Prime Minister Narendra Modi added his voice Friday to calls for reform of global lenders such as the World Bank, as G20 finance ministers and central bank heads met.
The talks in Bengaluru focused on the continuing damaging effects of the Covid pandemic and the Ukraine war, as well as debt relief for poorer nations reeling from high food and fuel prices.
“Trust in international financial institutions has eroded. This is partly because they have been slow to reform themselves,” PM Modi said by video link as the two-day gathering began.
“We need to collectively work to strengthen multilateral development banks for meeting global challenges like climate change and high debt levels,” he said.
The remarks echoed calls by others for the World Bank to boost lending and widen its remit beyond tackling poverty, although this has raised concerns that it could lose its top-notch credit rating.
US Treasury Secretary Janet Yellen said on Thursday in Bengaluru it was “critical that they integrate work on global challenges into their core mission to sustain progress on these priorities”.
World Bank chief David Malpass this month said he was stepping down in June, a year early.
He had drawn fire for refusing multiple times to say if he believed man-made emissions contributed to global warming.
On Thursday, Washington nominated Indian-American former Mastercard CEO Ajay Banga as his successor, drawing criticism over his corporate background and gender.
“We don’t need another World Bank president who will further corporate interests like fossil fuel and industrial agriculture,” Friends of the Earth said.
“Nothing in Banga’s resume inspires confidence that he will turn the World Bank away from a path of neocolonialism and predation by Global North corporations upon Global South countries,” said pressure group the Revolving Door Project.
German Finance Minister Christian Lindner however welcomed the proposal, saying Banga’s “resume suggests he can help cooperation between developed industrial nations and developing nations”.
It was unclear if delegates in Bengaluru would manage to agree a joint statement, in particular because of differences over the Ukraine war.
Lindner said Germany wanted no weakening of the language used in a leaders’ declaration in Indonesia in November which said “most members strongly condemned the war”.
“For a year we have been witnesses of this awful war in Ukraine started by Russia.

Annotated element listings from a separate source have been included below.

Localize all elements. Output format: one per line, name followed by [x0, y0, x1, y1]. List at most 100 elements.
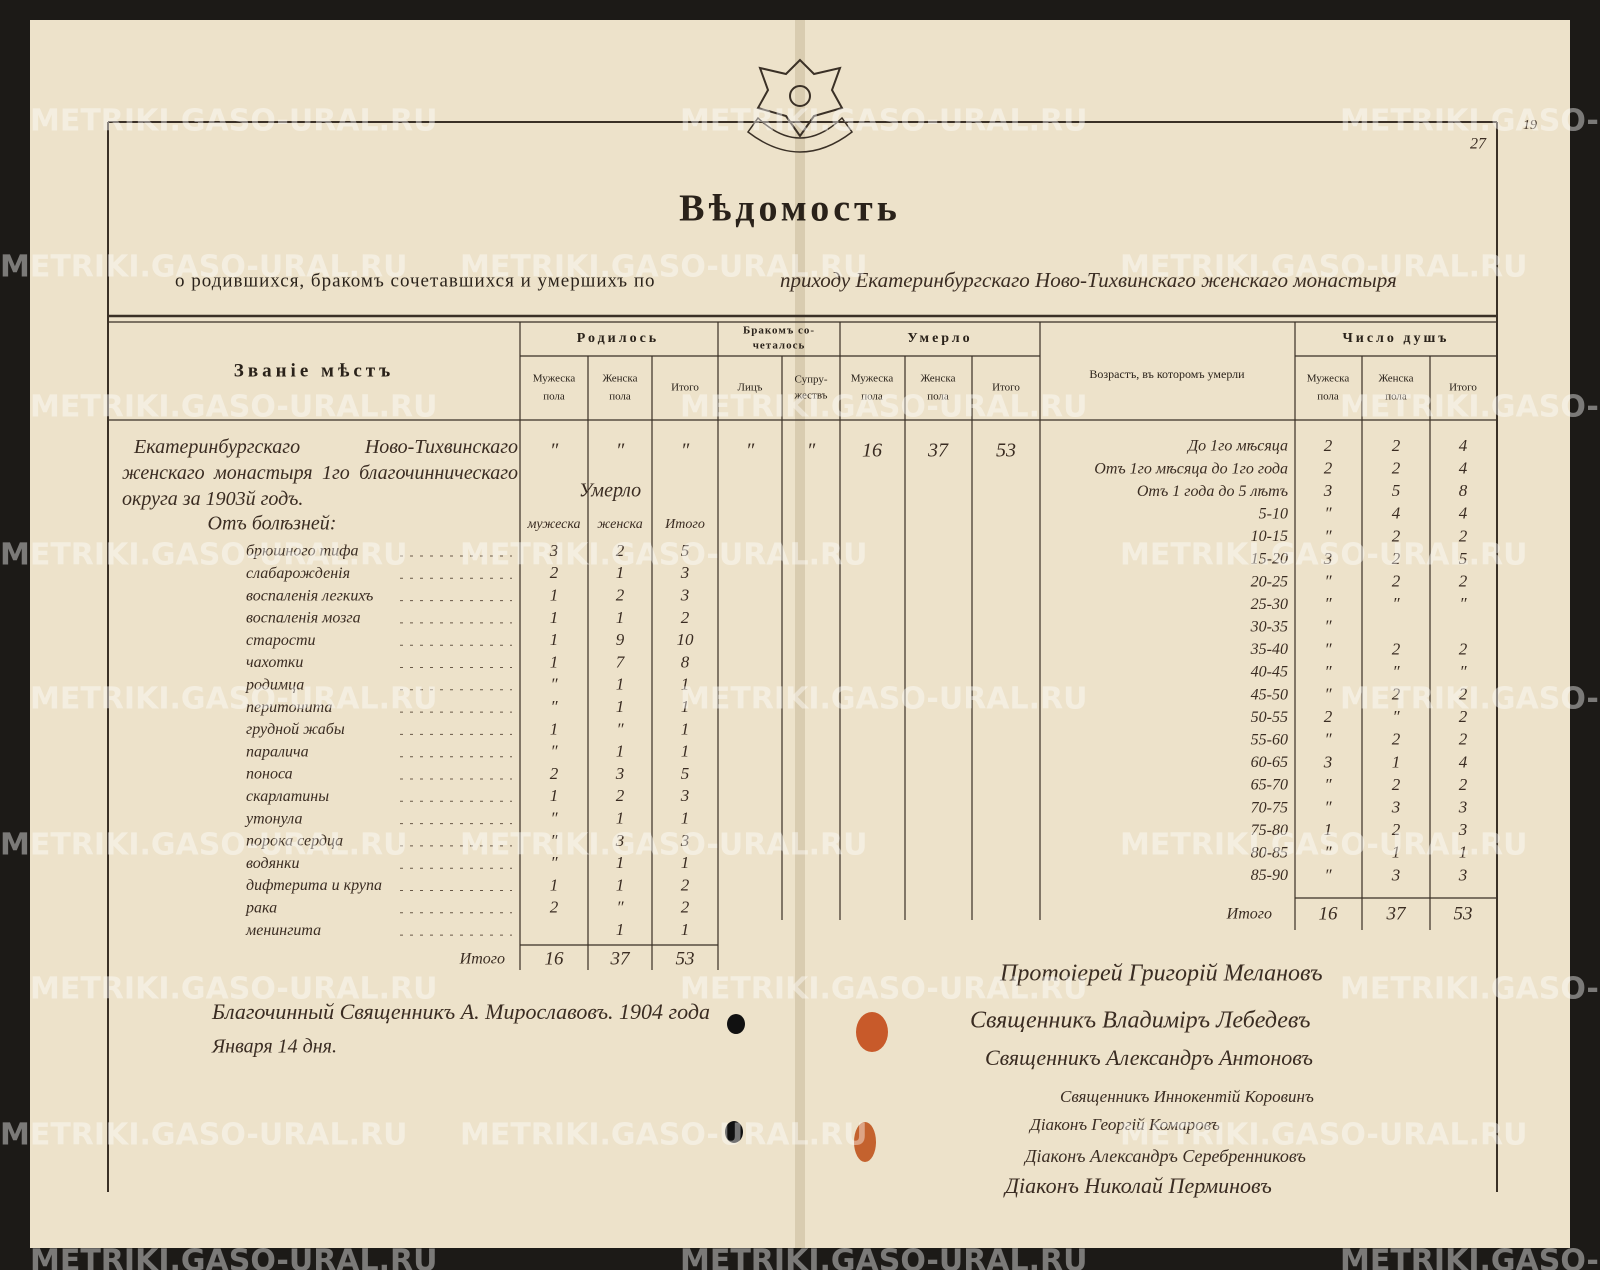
age: 15-20 — [1251, 551, 1288, 568]
cell: ″ — [1324, 730, 1332, 749]
cause: дифтерита и крупа — [246, 877, 382, 894]
watermark: METRIKI.GASO-URAL.RU — [30, 1244, 438, 1270]
cell: ″ — [1392, 594, 1400, 613]
cell: 1 — [616, 809, 625, 828]
cell: 2 — [1459, 685, 1468, 704]
cause: перитонита — [246, 699, 332, 716]
frame — [107, 121, 1498, 1192]
cell: 2 — [1459, 572, 1468, 591]
cell: 3 — [1458, 820, 1468, 839]
cause: родимца — [245, 676, 304, 693]
age: 40-45 — [1251, 664, 1288, 681]
cell: ″ — [550, 809, 558, 828]
cell: ″ — [1459, 662, 1467, 681]
cell: 2 — [1459, 639, 1468, 658]
sub-header: Мужеска — [851, 373, 894, 385]
watermark: METRIKI.GASO-URAL.RU — [1120, 1118, 1528, 1153]
watermark: METRIKI.GASO-URAL.RU — [680, 1244, 1088, 1270]
cell: 4 — [1459, 459, 1468, 478]
cell: ″ — [1459, 594, 1467, 613]
cell: 9 — [616, 630, 625, 649]
watermark: METRIKI.GASO-URAL.RU — [0, 538, 408, 573]
watermark: METRIKI.GASO-URAL.RU — [1120, 538, 1528, 573]
cell: 3 — [1458, 798, 1468, 817]
group-header: Бракомъ со- — [743, 325, 815, 337]
cell: 1 — [681, 853, 690, 872]
group-header: Родилось — [577, 331, 659, 346]
cell: ″ — [550, 440, 559, 462]
age: До 1го мѣсяца — [1186, 438, 1288, 455]
cell: ″ — [1324, 594, 1332, 613]
cell: ″ — [1324, 865, 1332, 884]
cell: 37 — [927, 440, 949, 462]
watermark: METRIKI.GASO-URAL.RU — [680, 390, 1088, 425]
group-header: Число душъ — [1343, 331, 1450, 346]
sub-header: жествъ — [794, 390, 828, 402]
cell: 1 — [550, 630, 559, 649]
folio: 27 — [1470, 136, 1487, 153]
age: 45-50 — [1251, 686, 1288, 703]
cause: чахотки — [246, 654, 303, 671]
total: 53 — [676, 948, 695, 969]
subtitle: о родившихся, бракомъ сочетавшихся и уме… — [175, 270, 656, 291]
place: Екатеринбургскаго Ново-Тихвинскаго женск… — [122, 436, 518, 510]
total: 16 — [545, 948, 565, 969]
cell: 2 — [616, 786, 625, 805]
cell: 2 — [1392, 730, 1401, 749]
watermark: METRIKI.GASO-URAL.RU — [460, 828, 868, 863]
signature: Января 14 дня. — [211, 1036, 337, 1058]
cell: 1 — [616, 853, 625, 872]
watermark: METRIKI.GASO-URAL.RU — [460, 538, 868, 573]
signature: Протоіерей Григорій Мелановъ — [999, 961, 1323, 987]
watermark: METRIKI.GASO-URAL.RU — [1340, 104, 1600, 139]
cell: 1 — [1392, 752, 1401, 771]
cell: 4 — [1459, 752, 1468, 771]
sub-header: пола — [861, 391, 883, 403]
total: 16 — [1319, 903, 1339, 924]
cell: 1 — [616, 875, 625, 894]
cell: 3 — [1391, 865, 1401, 884]
cell: 1 — [616, 563, 625, 582]
cell: ″ — [1324, 662, 1332, 681]
watermark: METRIKI.GASO-URAL.RU — [680, 104, 1088, 139]
cell: 3 — [1323, 549, 1333, 568]
cell: ″ — [746, 440, 755, 462]
cell: 1 — [616, 675, 625, 694]
total-label: Итого — [1226, 906, 1272, 923]
cell: 3 — [680, 786, 690, 805]
cell: 16 — [862, 440, 882, 462]
cell: ″ — [1324, 685, 1332, 704]
cell: 2 — [616, 586, 625, 605]
cell: 3 — [1391, 798, 1401, 817]
total-label: Итого — [459, 951, 505, 968]
total: 37 — [610, 948, 632, 969]
emblem — [746, 58, 854, 153]
cell: 1 — [616, 608, 625, 627]
cell: 2 — [1392, 775, 1401, 794]
cell: 1 — [616, 742, 625, 761]
cell: 10 — [677, 630, 695, 649]
signature: Діаконъ Георгій Комаровъ — [1028, 1115, 1220, 1134]
signature: Діаконъ Александръ Серебренниковъ — [1023, 1146, 1306, 1166]
watermark: METRIKI.GASO-URAL.RU — [1120, 828, 1528, 863]
sub-header: пола — [609, 391, 631, 403]
sub-header: мужеска — [526, 517, 580, 532]
age: 30-35 — [1250, 618, 1288, 635]
sub-header: Женска — [920, 373, 955, 385]
cell: 2 — [1459, 730, 1468, 749]
sub-header: Женска — [602, 373, 637, 385]
cell: 1 — [550, 586, 559, 605]
watermark: METRIKI.GASO-URAL.RU — [30, 682, 438, 717]
group-header: четалось — [753, 340, 806, 352]
watermark: METRIKI.GASO-URAL.RU — [460, 1118, 868, 1153]
age: 55-60 — [1251, 731, 1288, 748]
seals — [725, 1012, 888, 1162]
cell: 1 — [616, 920, 625, 939]
cell: 53 — [996, 440, 1016, 462]
cause: воспаленія мозга — [246, 610, 361, 627]
cell: 3 — [1323, 481, 1333, 500]
sub-header: Итого — [1449, 382, 1477, 394]
cell: ″ — [1392, 707, 1400, 726]
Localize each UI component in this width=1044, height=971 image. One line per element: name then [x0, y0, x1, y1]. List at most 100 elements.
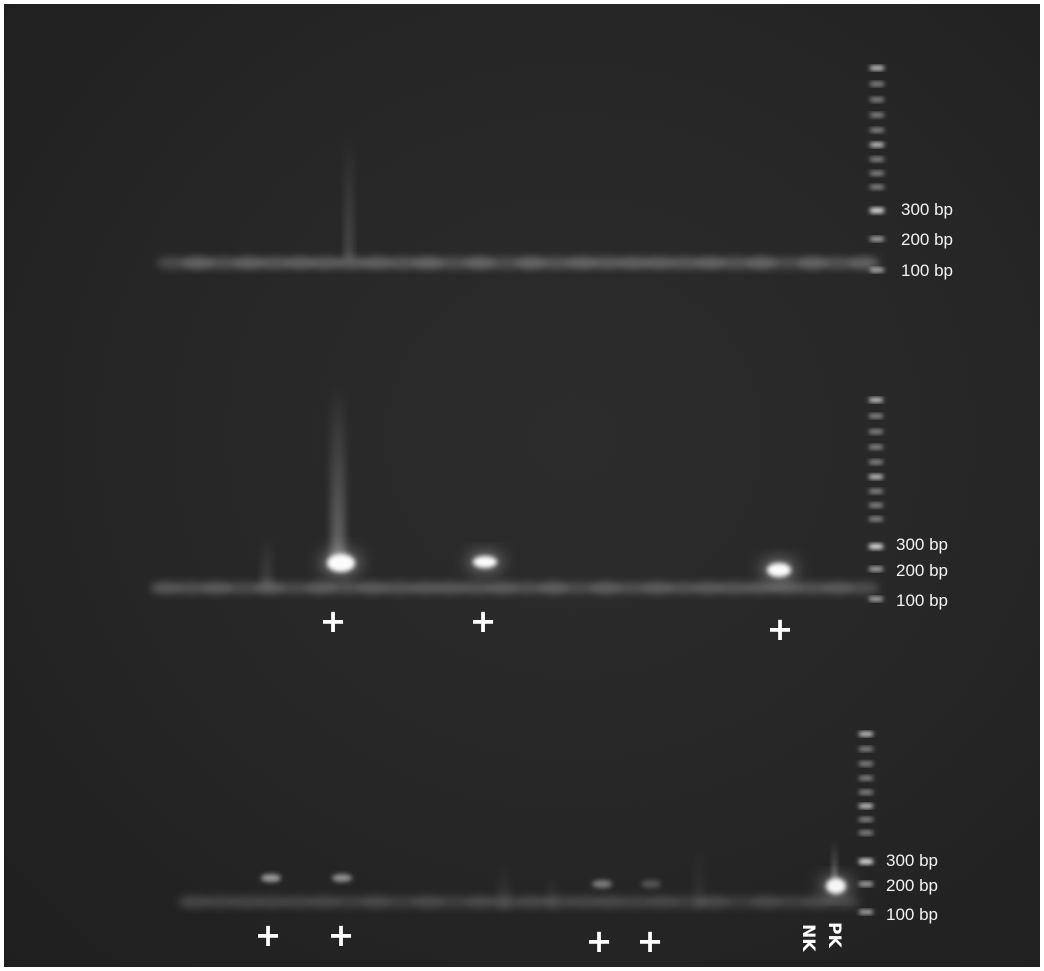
positive-control-label: PK [824, 922, 844, 948]
row3-ladder-300-label: 300 bp [886, 851, 938, 870]
primer-dimer-band [178, 896, 210, 908]
ladder-band [869, 567, 883, 571]
primer-dimer-band [564, 582, 596, 594]
primer-dimer-band [334, 896, 366, 908]
primer-dimer-band [204, 896, 236, 908]
pk-smear [832, 840, 837, 880]
primer-dimer-band [592, 257, 624, 269]
dna-smear [694, 844, 704, 909]
primer-dimer-band [361, 257, 393, 269]
primer-dimer-band [745, 582, 777, 594]
primer-dimer-band [383, 582, 415, 594]
primer-dimer-band [643, 257, 675, 269]
primer-dimer-band [279, 582, 311, 594]
row2-positive-mark: + [766, 610, 794, 648]
primer-dimer-band [641, 582, 673, 594]
ladder-band [870, 66, 884, 70]
row2-ladder-100-label: 100 bp [896, 591, 948, 610]
row3-positive-mark: + [585, 922, 613, 960]
primer-dimer-band [438, 257, 470, 269]
ladder-band [870, 82, 884, 86]
primer-dimer-band [253, 582, 285, 594]
ladder-band [870, 268, 884, 272]
primer-dimer-band [489, 257, 521, 269]
pk-band [826, 878, 846, 894]
primer-dimer-band [516, 896, 548, 908]
primer-dimer-band [412, 896, 444, 908]
primer-dimer-band [776, 896, 808, 908]
ladder-band [869, 429, 883, 434]
faint-band [641, 880, 661, 888]
primer-dimer-band [150, 582, 182, 594]
primer-dimer-band [202, 582, 234, 594]
primer-dimer-band [230, 896, 262, 908]
ladder-band [869, 517, 883, 522]
primer-dimer-band [615, 582, 647, 594]
primer-dimer-band [750, 896, 782, 908]
dna-smear [331, 384, 345, 560]
ladder-band [869, 489, 883, 494]
ladder-band [859, 732, 873, 736]
primer-dimer-band [409, 582, 441, 594]
primer-dimer-band [386, 896, 418, 908]
dna-smear [345, 134, 353, 259]
primer-dimer-band [207, 257, 239, 269]
primer-dimer-band [594, 896, 626, 908]
dna-smear [498, 864, 510, 909]
primer-dimer-band [848, 257, 880, 269]
primer-dimer-band [464, 896, 496, 908]
ladder-band [869, 414, 883, 418]
bright-band [767, 563, 791, 577]
primer-dimer-band [310, 257, 342, 269]
ladder-band [870, 208, 884, 213]
bright-band [327, 554, 355, 572]
primer-dimer-band [538, 582, 570, 594]
primer-dimer-band [617, 257, 649, 269]
ladder-band [869, 474, 883, 479]
ladder-band [859, 776, 873, 781]
row3-ladder-100-label: 100 bp [886, 905, 938, 924]
primer-dimer-band [515, 257, 547, 269]
primer-dimer-band [667, 582, 699, 594]
primer-dimer-band [566, 257, 598, 269]
primer-dimer-band [305, 582, 337, 594]
ladder-band [870, 142, 884, 147]
ladder-band [859, 804, 873, 808]
primer-dimer-band [357, 582, 389, 594]
ladder-band [869, 503, 883, 508]
dna-smear [262, 534, 272, 586]
row1-ladder-200-label: 200 bp [901, 230, 953, 249]
primer-dimer-band [669, 257, 700, 269]
primer-dimer-band [434, 582, 466, 594]
primer-dimer-band [282, 896, 314, 908]
primer-dimer-band [771, 257, 803, 269]
primer-dimer-band [541, 257, 572, 269]
primer-dimer-band [438, 896, 470, 908]
negative-control-label: NK [798, 924, 818, 952]
primer-dimer-band [464, 257, 495, 269]
primer-dimer-band [828, 896, 860, 908]
row2-positive-mark: + [469, 602, 497, 640]
primer-dimer-band [802, 896, 834, 908]
ladder-band [870, 157, 884, 162]
primer-dimer-band [176, 582, 208, 594]
primer-dimer-band [182, 257, 214, 269]
primer-dimer-band [156, 257, 188, 269]
primer-dimer-band [336, 257, 367, 269]
ladder-band [870, 113, 884, 118]
primer-dimer-band [308, 896, 340, 908]
primer-dimer-band [460, 582, 492, 594]
primer-dimer-band [822, 257, 854, 269]
ladder-band [869, 544, 883, 549]
primer-dimer-band [646, 896, 678, 908]
primer-dimer-band [720, 257, 752, 269]
primer-dimer-band [796, 582, 828, 594]
row1-ladder-100-label: 100 bp [901, 261, 953, 280]
primer-dimer-band [568, 896, 600, 908]
primer-dimer-band [387, 257, 419, 269]
primer-dimer-band [589, 582, 621, 594]
ladder-band [869, 597, 883, 601]
ladder-band [870, 97, 884, 102]
row2-ladder-200-label: 200 bp [896, 561, 948, 580]
primer-dimer-band [228, 582, 260, 594]
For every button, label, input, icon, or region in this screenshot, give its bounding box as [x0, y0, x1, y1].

And especially on a day like this, and at an occasion such as a G20 event, we need absolute clarity,” he said.
Hosting a raft of Group of 20 meetings during its presidency this year puts India in an awkward position as it has refused to condemn the invasion of Ukraine by its “time-tested friend” Russia.
The International Monetary Fund said ahead of the meeting that around 15 percent of low-income countries are in debt distress and an additional 45 percent are at high risk.
The IMF said it was convening in Bengaluru a new Global Sovereign Debt Roundtable to “pave the way for creditors, both public and private, and debtor countries to work together”.
The G20’s Common Framework for Debt Treatments has so far had limited success, largely on account of disagreements between China and other large creditor countries.
Discussions around green industry financing will be in focus after the European Commission laid out its Green Deal Industrial Plan this month — a move seen as countering the US Inflation Reduction Act.
Global tax reform could emerge as another point of conflict as plans for a global digital tax remain stalled in the absence of consensus between European nations and the United States.